Hi i am running one use case of Python Snowpark , it is specific to running lots of data loads in parallel. I have close to 42 tables which are loaded from SnowFlake.AccountUsage Views , The data into these tables are independent of each other so i tried to use Snowpark python library to do parallel data load using multiprocess package library. However when i ran this code from my laptop the code ran successfully but same code failed in Snowflake machine ; looks like Snowflake has designed its warehouses to not allow to fork/spawn the process for parallel processing. Do you have any thoughts on how to do the parallel data loading without using multiprocess package.
This is architectural level question, I request you not to close this query without inputs from architects.
The Error Message I am getting it
"/usr/lib/python_udf/1439992e4e54a095348cc1d96f9448a9579f940638c334772ebfeb71ef5b03e0/lib/python3.8/site-packages/multiprocess/popen_fork.py", line 70, in _launch self.pid = os.fork() PermissionError: [Errno 1] Operation not permitted in function TEST_SNOWPARK with handler run
from multiprocess import Process
from snowflake.snowpark import Session
TransactionDataLoadSqlList=["""INSERT OVERWRITE INTO DB.SCHEMA.T_STAGES SELECT * FROM SNOWFLAKE.ACCOUNT_USAGE.STAGES" """]
# There are mutiple insert statements like this but for ex i have taken here only one
main()
processes=[]
try:
print(" Multi-processing started")
for TSqls in TransactionDataLoadSqlList:
# print(TSqls)
p=Process(target=RunAtSnowflake,args=[Session,TSqls])
p.start()
processes.append(p)
for process in processes:
process.join()
print(" Multi-processing finished")
except BaseException as err:
print(f"Unexpected {err=}, {type(err)=}")
raise
def RunAtSnowflake(Session,Query):
Session.sql(Query).collect()
return "SUCCESS"
if __name__ == '__main__':
main(Session)
CodePudding user response:
This is about running async queries.
Outside Snowpark, with the Snowflake Python connectors you can do this:
conn = snowflake.connector.connect( ... )
cur = conn.cursor()
# Submit an asynchronous query for execution.
cur.execute_async('select count(*) from table(generator(timeLimit => 25))')

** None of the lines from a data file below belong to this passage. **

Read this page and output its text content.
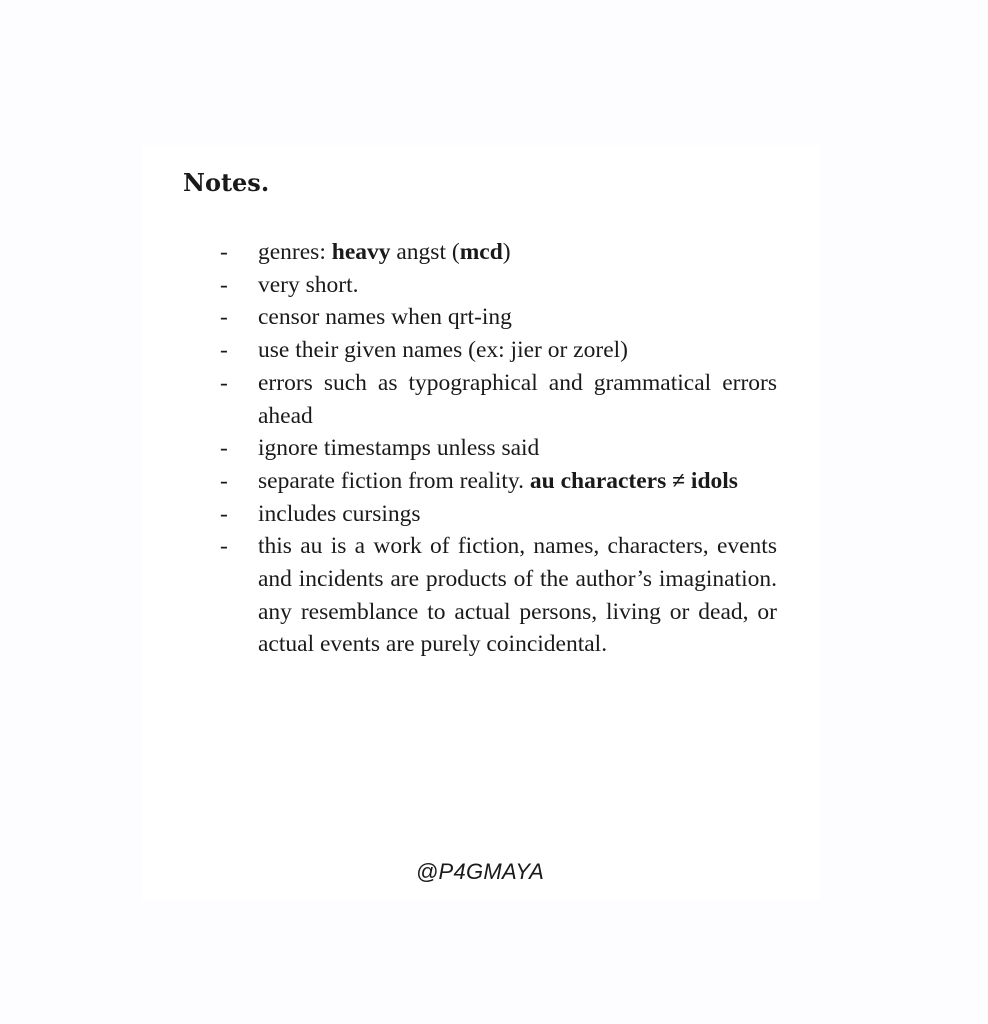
Notes.
- genres: heavy angst (mcd)
- very short.
- censor names when qrt-ing
- use their given names (ex: jier or zorel)
- errors such as typographical and grammatical errors ahead
- ignore timestamps unless said
- separate fiction from reality. au characters ≠ idols
- includes cursings
- this au is a work of fiction, names, characters, events and incidents are products of the author’s imagination. any resemblance to actual persons, living or dead, or actual events are purely coincidental.
@P4GMAYA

Inside Snowpark, as a stored procedure: Currently this is not supported, but stay tuned - as it's a feature that the eng team would like to implement.
As an alternative, I tried Scala with Snowpark:
// https://docs.snowflake.com/en/sql-reference/stored-procedures-scala.html
import com.snowflake.snowpark._
object Procedure {
def main(session: Session): String = {
var rows = session.sql("select 'Hello, Scala!'").async.collect();
return rows.getResult()(0).getString(0);
}
}
That one throws an exception "Async execution not supported in current context" - which is another way of saying, we'll need to wait to get async queries inside a stored procedure.